In terms of the economy as a whole, this spells disaster because an increasing proportion of the dwindling energy available to us must be used to secure future energy.  This means that we no longer have the energy – and hence the resources – to operate the totality of the globalised economy which we built on the back of the last spurt of fossil fuel production growth. 

Translate that into the day-to-day experience of households and businesses – mediated and distorted to some extent by central bank policy and currency creation – and we find that an increasing proportion of income is having to be spent on essential items, while discretionary spending falls across the economy.  Which is fine – for the moment at least – if you hold shares in an oil refinery, a gas power station or local food production.  But heaven help you if you or your business is engaged in one of the much bigger discretionary sectors of the economy.  Because if you thought the retail apocalypse of the last decade was a problem, you are going to be horrified by what comes next.

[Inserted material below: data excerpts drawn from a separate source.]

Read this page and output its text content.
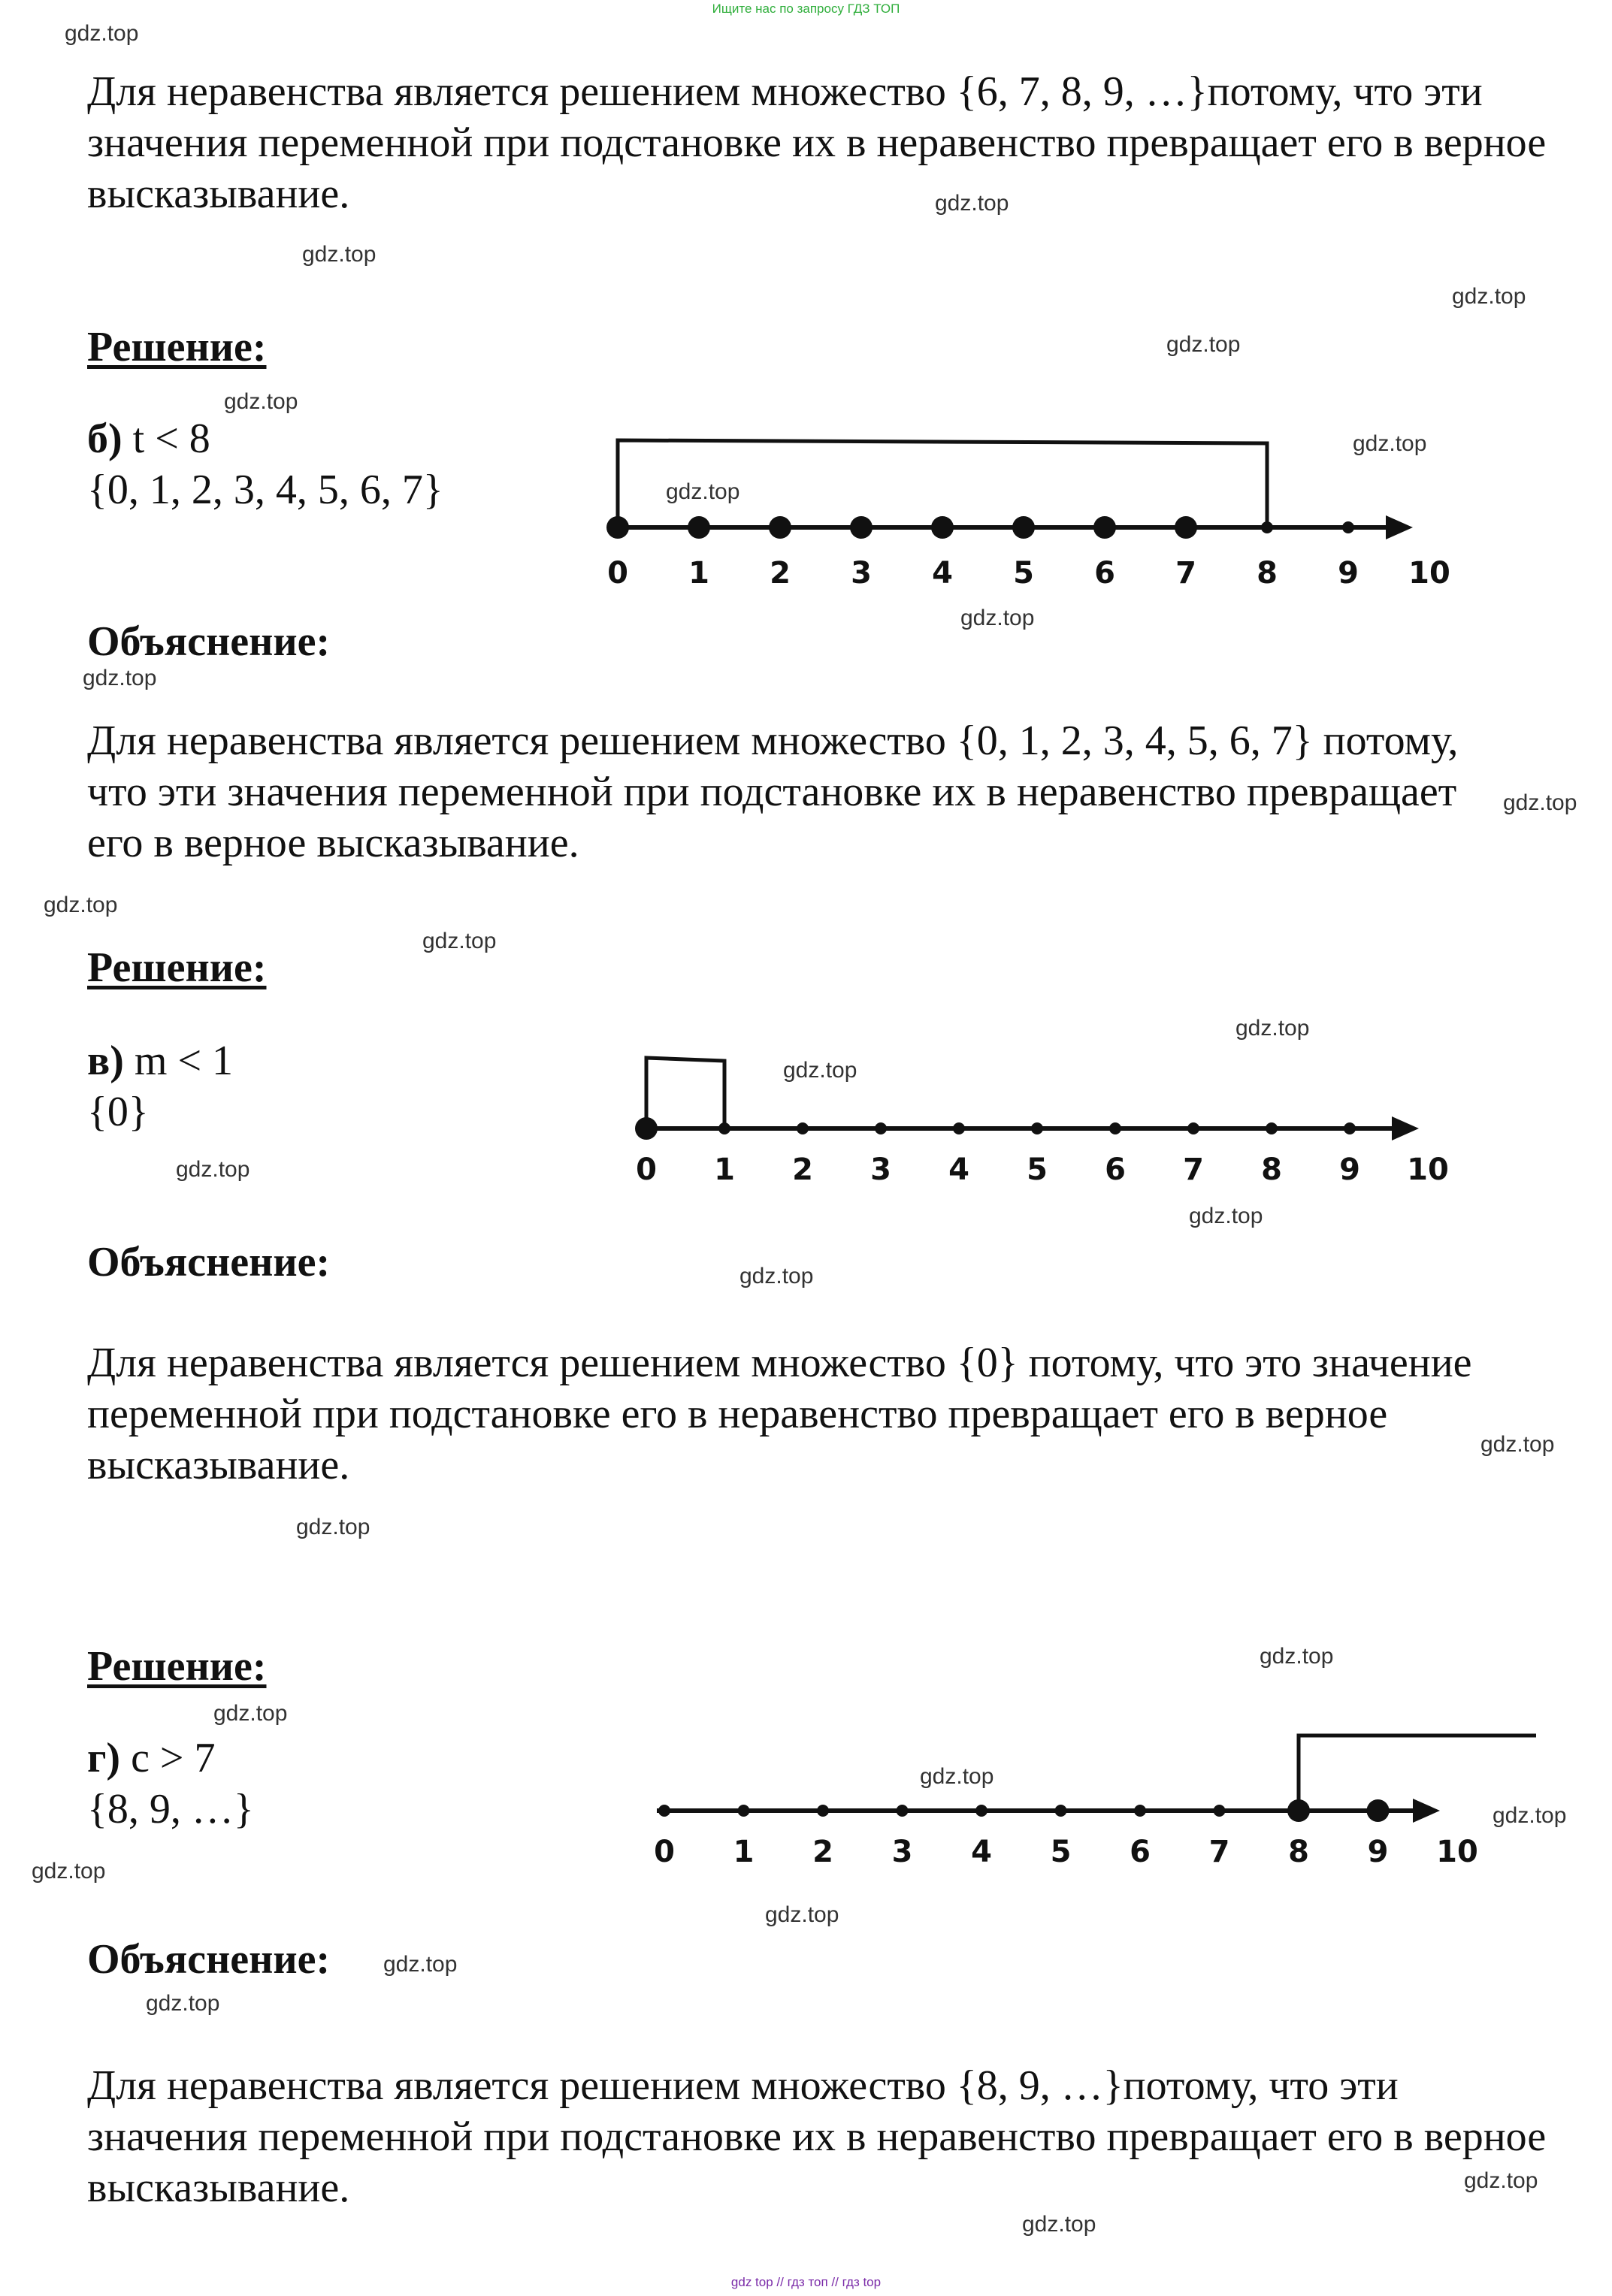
Ищите нас по запросу ГДЗ ТОП
gdz top // гдз топ // гдз top
Для неравенства является решением множество {6, 7, 8, 9, …}потому, что эти значения переменной при подстановке их в неравенство превращает его в верное высказывание.
Решение:
б) t < 8
{0, 1, 2, 3, 4, 5, 6, 7}
0 1 2 3 4 5 6 7 8 9 10
Объяснение:
Для неравенства является решением множество {0, 1, 2, 3, 4, 5, 6, 7} потому, что эти значения переменной при подстановке их в неравенство превращает его в верное высказывание.
Решение:
в) m < 1
{0}
0 1 2 3 4 5 6 7 8 9 10
Объяснение:
Для неравенства является решением множество {0} потому, что это значение переменной при подстановке его в неравенство превращает его в верное высказывание.
Решение:
г) c > 7
{8, 9, …}
0 1 2 3 4 5 6 7 8 9 10
Объяснение:
Для неравенства является решением множество {8, 9, …}потому, что эти значения переменной при подстановке их в неравенство превращает его в верное высказывание.
gdz.top
gdz.top
gdz.top
gdz.top
gdz.top
gdz.top
gdz.top
gdz.top
gdz.top
gdz.top
gdz.top
gdz.top
gdz.top
gdz.top
gdz.top
gdz.top
gdz.top
gdz.top
gdz.top
gdz.top
gdz.top
gdz.top
gdz.top
gdz.top
gdz.top
gdz.top
gdz.top
gdz.top
gdz.top
gdz.top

Not least, because governments and central bankers still hold onto the insane belief that they can steer us back to the once and done boom years 1953 to 1973.  Consider the UK government’s claim that they are on the verge of creating a high-skilled, high-wage economy.  This at a time when gas prices have risen by 400 percent, and petrol and diesel are at an all-time record high.   These costs alone, are sufficient to throw the UK economy into a serious recession – possibly as early as next year.  But on top of them, the government has directly introduced additional taxes and social security cuts, and is indirectly adding to the number of “green” levies added to household energy bills.  Local councils are also waiting in the wings to hit households and businesses with big local tax hikes designed to claw back some of their pandemic losses.  And to add to the misery – and wholly failing to understand that debt repayments are treated by most of us as essential – the central bank is planning to increase interest rates before businesses and households have had chance to respond to the other rising costs.

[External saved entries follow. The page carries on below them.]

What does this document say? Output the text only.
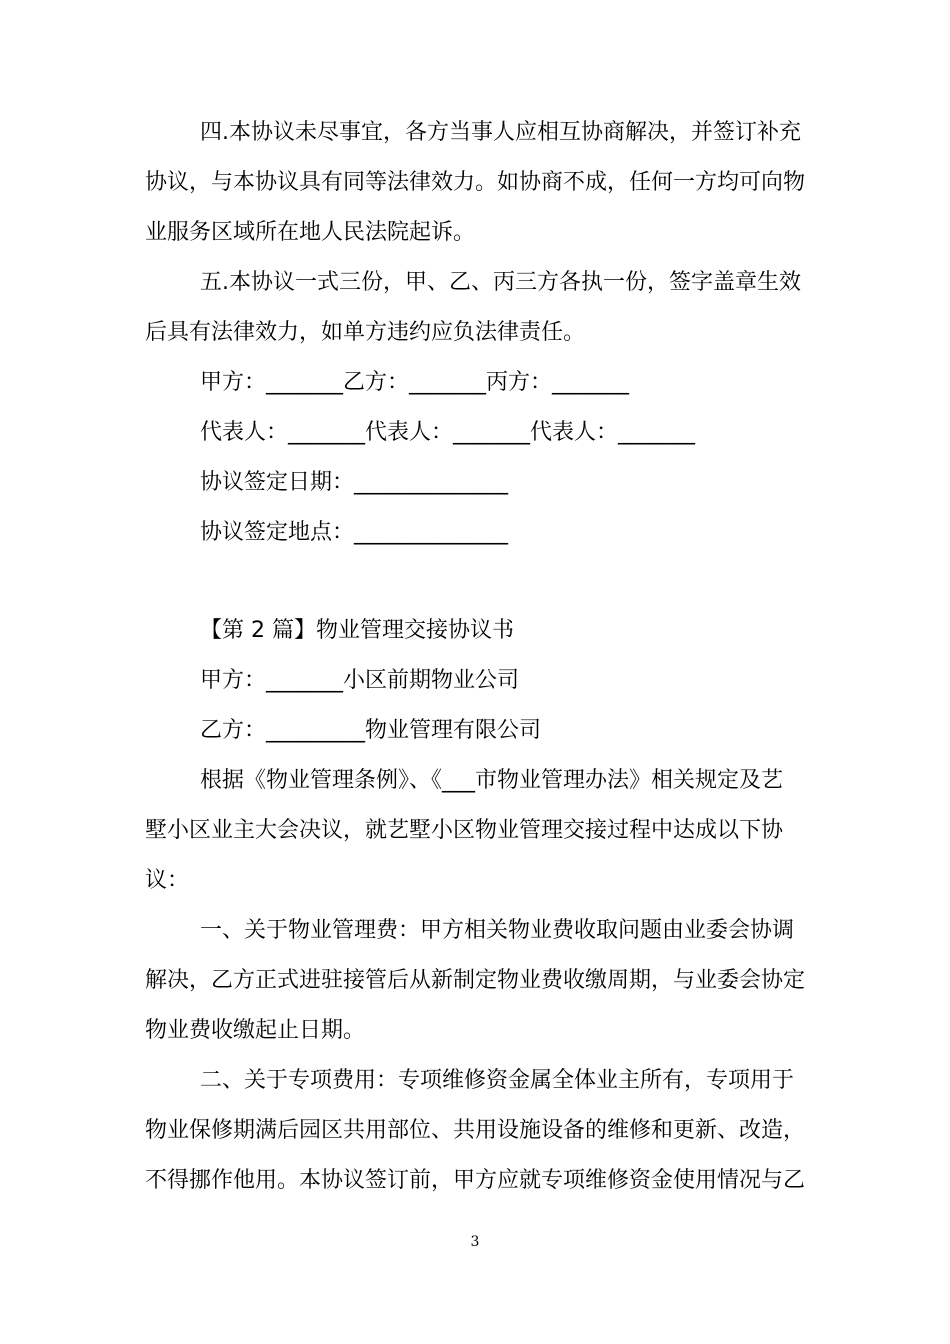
四.本协议未尽事宜，各方当事人应相互协商解决，并签订补充
协议，与本协议具有同等法律效力。如协商不成，任何一方均可向物
业服务区域所在地人民法院起诉。
五.本协议一式三份，甲、乙、丙三方各执一份，签字盖章生效
后具有法律效力，如单方违约应负法律责任。
甲方：_______乙方：_______丙方：_______
代表人：_______代表人：_______代表人：_______
协议签定日期：______________
协议签定地点：______________
【第 2 篇】物业管理交接协议书
甲方：_______小区前期物业公司
乙方：_________物业管理有限公司
根据《物业管理条例》、《___市物业管理办法》相关规定及艺
墅小区业主大会决议，就艺墅小区物业管理交接过程中达成以下协
议：
一、关于物业管理费：甲方相关物业费收取问题由业委会协调
解决，乙方正式进驻接管后从新制定物业费收缴周期，与业委会协定
物业费收缴起止日期。
二、关于专项费用：专项维修资金属全体业主所有，专项用于
物业保修期满后园区共用部位、共用设施设备的维修和更新、改造，
不得挪作他用。本协议签订前，甲方应就专项维修资金使用情况与乙
3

It is against this backdrop that we must now consider the auction of promises which is about to emerge from COP26.  Because when governments talk about new legislation – such as the proposed ban on gas central heating – new taxes – such as a likely new carbon tax – or additional spending – such as on the proposed nuclear power plants at Sizewell and Wylfa – what they think they are proposing is the drawing forth of entirely new fossil fuel energy and mineral resources like we did in the aftermath of the war.  Whereas, what they are really proposing is the wide-scale reallocation of current fossil fuel and resource production away from existing economic activities to their chosen projects.

This may sound fine if the proposed projects offered to replace the energy that it costs to deliver them.  But none of the energy technologies currently on offer – still less the ones, like carbon capture and storage, which don’t exist – generates more energy to the end user than the fossil fuels they are supposed to replace.  The problem being that we – largely unconsciously – use currency as a proxy for future energy, in the belief that there will be more energy tomorrow than there is today.

Everyone who took out a mortgage or a loan, every commercial bank whose business model is designed around debt-based “bank credit” – which makes up 97 percent of our “money” – and every government that borrowed by auctioning government bonds on the promise of future tax revenue, made the implicit assumption that the real economy will grow at a sufficient pace to repay the debt with interest.  Indeed, one of the reasons why interest rates have fallen to medieval levels – and why productivity gains have all but disappeared – is that we no longer have the energy and resource growth to support the borrowing we have already engaged in.

Rising energy costs alone now threaten to unravel the global economy.  Pull the rug out from what remains, via tax increases, interest rate hikes and the now inevitable rising cost of energy and everything in the economy which requires energy, and you have a recipe for a financial collapse on a scale that makes 2008 look like a cake walk.